Let n^4-8n^2 = X and n^3-6n = Y, with X and Y being rational values as stated.

n must be an algebraic number to satisfy a polynomial with rational coefficients. Furthermore the degree of n must be at most 3 for the cubic. Then the quartic must be factorable into a linear times the cubic:

n^4 - 8n^2 - X = (n^3 - 6n - Y) * (n+R)

The right side multiplies to become:

n^4 + Rn^3 - 6n^2 - (6R + Y)n - R*Y.

Then the quartic equality simplifies to:

0 = n^3 + (2/R)n^2 - (6 + Y/R)n + (X/R - Y)

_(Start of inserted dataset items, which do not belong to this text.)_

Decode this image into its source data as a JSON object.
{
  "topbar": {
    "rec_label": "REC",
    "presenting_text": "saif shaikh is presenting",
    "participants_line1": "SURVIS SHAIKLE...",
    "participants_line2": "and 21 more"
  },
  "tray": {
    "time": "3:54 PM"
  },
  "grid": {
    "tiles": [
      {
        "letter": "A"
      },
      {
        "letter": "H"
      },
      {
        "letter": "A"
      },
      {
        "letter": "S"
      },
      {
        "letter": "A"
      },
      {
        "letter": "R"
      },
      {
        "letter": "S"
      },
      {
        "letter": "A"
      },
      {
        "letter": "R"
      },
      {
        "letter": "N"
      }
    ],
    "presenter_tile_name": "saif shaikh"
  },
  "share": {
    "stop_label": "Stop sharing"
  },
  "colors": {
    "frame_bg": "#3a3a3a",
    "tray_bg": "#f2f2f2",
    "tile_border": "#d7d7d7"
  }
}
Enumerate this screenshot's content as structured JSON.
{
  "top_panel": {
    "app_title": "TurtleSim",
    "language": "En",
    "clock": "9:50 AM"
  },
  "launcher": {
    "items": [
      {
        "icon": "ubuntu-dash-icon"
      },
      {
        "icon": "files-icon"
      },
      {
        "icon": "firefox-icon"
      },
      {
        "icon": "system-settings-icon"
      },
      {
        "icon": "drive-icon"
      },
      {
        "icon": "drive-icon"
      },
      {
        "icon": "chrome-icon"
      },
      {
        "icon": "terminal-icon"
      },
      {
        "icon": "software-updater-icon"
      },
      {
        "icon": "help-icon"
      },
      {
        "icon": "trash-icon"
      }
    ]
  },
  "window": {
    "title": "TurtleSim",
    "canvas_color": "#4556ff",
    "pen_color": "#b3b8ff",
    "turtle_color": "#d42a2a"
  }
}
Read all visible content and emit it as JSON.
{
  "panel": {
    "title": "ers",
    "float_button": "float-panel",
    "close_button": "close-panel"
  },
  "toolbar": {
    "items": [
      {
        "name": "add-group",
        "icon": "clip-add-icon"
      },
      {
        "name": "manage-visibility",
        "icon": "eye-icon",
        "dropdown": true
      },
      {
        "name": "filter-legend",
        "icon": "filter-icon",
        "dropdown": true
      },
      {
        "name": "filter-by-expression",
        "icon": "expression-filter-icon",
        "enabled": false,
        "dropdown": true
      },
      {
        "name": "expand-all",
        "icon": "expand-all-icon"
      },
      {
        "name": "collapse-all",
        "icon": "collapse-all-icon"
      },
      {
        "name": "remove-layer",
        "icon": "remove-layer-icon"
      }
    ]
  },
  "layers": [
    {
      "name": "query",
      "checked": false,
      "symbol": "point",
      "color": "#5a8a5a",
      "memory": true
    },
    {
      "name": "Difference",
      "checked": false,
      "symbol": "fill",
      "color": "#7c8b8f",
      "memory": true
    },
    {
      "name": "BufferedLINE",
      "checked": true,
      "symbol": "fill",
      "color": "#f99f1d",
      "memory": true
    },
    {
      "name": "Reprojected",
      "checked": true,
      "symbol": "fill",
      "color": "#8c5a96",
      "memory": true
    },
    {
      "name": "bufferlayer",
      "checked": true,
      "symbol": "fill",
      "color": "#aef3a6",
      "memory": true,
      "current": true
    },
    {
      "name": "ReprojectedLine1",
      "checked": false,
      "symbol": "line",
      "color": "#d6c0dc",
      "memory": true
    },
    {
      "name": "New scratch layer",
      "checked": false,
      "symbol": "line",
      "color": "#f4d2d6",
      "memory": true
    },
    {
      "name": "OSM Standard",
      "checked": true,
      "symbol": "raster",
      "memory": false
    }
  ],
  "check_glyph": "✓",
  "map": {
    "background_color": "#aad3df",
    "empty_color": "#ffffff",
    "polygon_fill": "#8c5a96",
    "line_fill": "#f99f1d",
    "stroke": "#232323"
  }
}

n must be a root of this equation and the original cubic n^3-6n-Y = 0. The simplified difference of these equations is 2n^2 - Yn + X = 0.

Therefore n must be an algebraic number of at most degree 2.

Jer's values of n = +/-1 + sqrt(3), X=-4, Y=4 satisfy this quadratic equation.

In retrospect, it looks like all I did was apply the Euclidean GCD algorithm to n^4-8n^2-X and n^3-6n-Y to get 2n^2-Yn+X, but the conclusion still stands.

*Edited on ***July 4, 2016, 10:07 pm**